I had all the materials, so I decided to give these dolls a try. I hope I will have granddaughters one day. Meanwhile I am making a considerable dent in the stash.


----------



## jschlub

krankymax said:


> Beautiful set. How does the clothes stay on?


Let me post a photo of that since someone else also asked.
It's just magnetic strips glued onto the back. The strips stick to the metal brads on the doll body and shoes.


----------



## krankymax

Thank you for posting this. They are adorable.


----------



## judybug52

Where did your friend get the small colored brads? I have ordered the magazine. Will try to make the dolls. I have not done plastic canvas for many years. This just looks like a very fun project to do. Thanks for sharing. Judy


----------



## jschlub

judybug52 said:


> Where did your friend get the small colored brads?

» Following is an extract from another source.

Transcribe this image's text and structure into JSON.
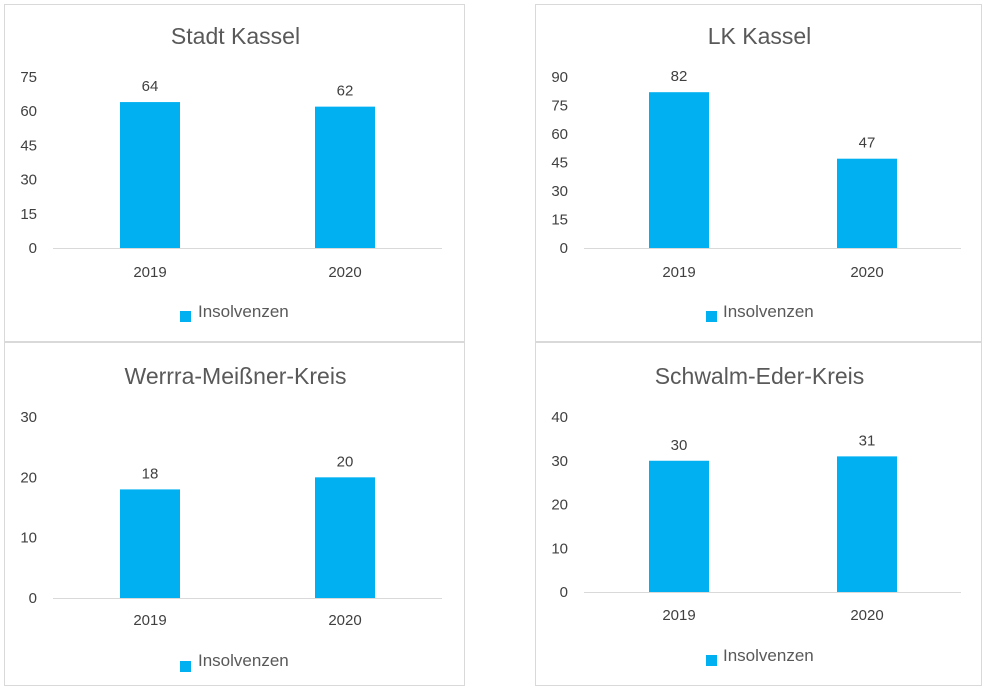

She got them from the Salvation Army. They were in a divided plastic container with buttons, brads and jump rings, all in 2 different sizes and 4-6 colors. It looked like they were purchased that way maybe for scrapbooking or card making though I am not sure how jump rings fit with paper crafts. I used the larger size brads which seem to be slightly smaller than the standard brass ones (the prongs are definitely smaller). The second size were too teeny tiny for my project.

I googled "brads" and saw all kinds available at various craft stores. Good luck!


----------



## gginastoria

The brads are a great idea. I think I've seen them at scrapbooking stores. These dolls look like such fun to make I may have to try some. I could keep them and they might be entertaining for the little visitors. Thank you for showing us.


----------



## blavell

My daughter, my GGD's grandmother, told me my GGD wouldn't be interested in paper dolls because she only liked tech toys such as game boys, so I kept them at my house. One day when she was over I got them out & she played the day away playing with the paper dolls and making clothes for them. Every time she would come over she would insist on getting them out to play. Finally, one day she asked why she couldn't take them home so she could play with them all of the time. I guess it's best to ask the kids directly what they would like to play with.


gginastoria said:


> My great-grands aren't interested in dolls of any kind and I couldn't get my granddaughters to play with them either. I made the heavy cardboard ones and tried to engage them in making fabric clothing for them but they soon got bored. I bought dolls and made extensive wardrobes and even a handmade trunk to keep them in and it was returned to me when it didn't get played with. I love your dolls. Do you make them for yourself?


----------



## gginastoria

I'm saving the dolls, clothes & trunk for future great-grands. The girls I gave them to originally are just not interested. They are both darlings but they are very active, want to be outside rollerskating or riding bikes. I have a 4 year old who will be coming for visits and I'll see if she likes dolls. I also have a great-grandson who is almost 2 and he might be interested.


----------



## MrsO

What a cute set!


----------



## daycare

Plastic canvas wardrobe 2 where can I get the pattern


----------